Sense-and-respond is the alternative model to the one that dominates the status quo: predict-and-control (see: "What is predict-and-control?"). Essentially the idea is that we can absorb a range of data (qualitative and quantitative) and then react accordingly. This theory is grounded in accepting that we can’t plan too far ahead or expect to control the future; so the best we can hope for is to guide our way forward by trying something, observing the reaction and then trying something else. To use a common example, we play chess with sense-and-respond; we couldn't play it with predict-and-control.
Sense-and-respond at an organisational level involves setting up an open and honest two-way conversation between an organisation and the stakeholders it serves. It requires both leaders and employees to listen authentically to the marketplace and to react with integrity and speed.
Sense-and-respond became the answer to widespread challenges in the technology industry where software teams had to cope with constantly changing requirements on the products they were developing. To be successful they had to constantly seek out feedback on their product and then react to that feedback quickly. Teams started to recognise that they didn’t know how their market would use the products they were building until they interacted with them. Unlike products of the industrialised era, software was a constantly changing entity that did not come to life when it was ready for market but when the market became part of the creation process.

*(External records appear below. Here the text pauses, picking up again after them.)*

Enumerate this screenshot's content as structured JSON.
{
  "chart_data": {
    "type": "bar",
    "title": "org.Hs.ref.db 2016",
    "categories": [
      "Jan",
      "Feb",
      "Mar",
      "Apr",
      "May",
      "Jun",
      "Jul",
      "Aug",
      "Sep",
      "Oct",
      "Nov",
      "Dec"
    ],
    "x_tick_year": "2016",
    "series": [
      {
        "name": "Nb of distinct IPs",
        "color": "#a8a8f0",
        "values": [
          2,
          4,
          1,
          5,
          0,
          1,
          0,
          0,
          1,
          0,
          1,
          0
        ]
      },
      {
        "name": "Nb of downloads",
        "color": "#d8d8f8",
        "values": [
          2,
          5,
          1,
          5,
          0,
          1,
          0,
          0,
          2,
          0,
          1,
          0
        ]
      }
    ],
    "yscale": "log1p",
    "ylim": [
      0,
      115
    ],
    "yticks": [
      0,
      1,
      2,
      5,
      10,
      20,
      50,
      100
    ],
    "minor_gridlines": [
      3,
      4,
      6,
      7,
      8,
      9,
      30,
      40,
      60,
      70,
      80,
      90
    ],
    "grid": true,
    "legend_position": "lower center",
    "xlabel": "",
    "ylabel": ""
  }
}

Sense-and-respond isn’t new, it is how people have self-organised for millennia across their personal, familial and communal lives. But as organisations over the past 125 years increasingly adopted predict-and-control as the default mental model (see: “What are mental models?”), so too did they sideline alternative approaches; effectively positioning such ideas in opposition to accepted business wisdom.
However, in a highly complex, rapidly changing environment (see: “What is the difference between a complicated and complex environment?”) the tables are turned: the predict-and-control approach is all but obsolete and sense-and-respond is king. Its emergence within the technology industry is partly due to their relative lack of organisational baggage and the potential to build an industry from scratch. But it is no longer just the domain of software developers - it is an essential strategic and operational philosophy regardless of industry or organisational size.
In his 2017 book, Sense and Respond, Jeff Gothelf explores how the below tools and practises key to sense-and-respond orientated software teams are now valuable to any team anywhere doing anything:
- Structure your workforce around small autonomous teams.
- Enable teams and the individuals within them to access feedback on their work directly from the market.
- Supporting real-time responses to that feedback where teams can independently trial changes prompted by the market to receive further feedback and ultimately improve the product.
- Invite the market into the development of a product as early as possible so that issues can be highlighted and acted on quickly.
“Responding to consumer feedback is no longer optional.”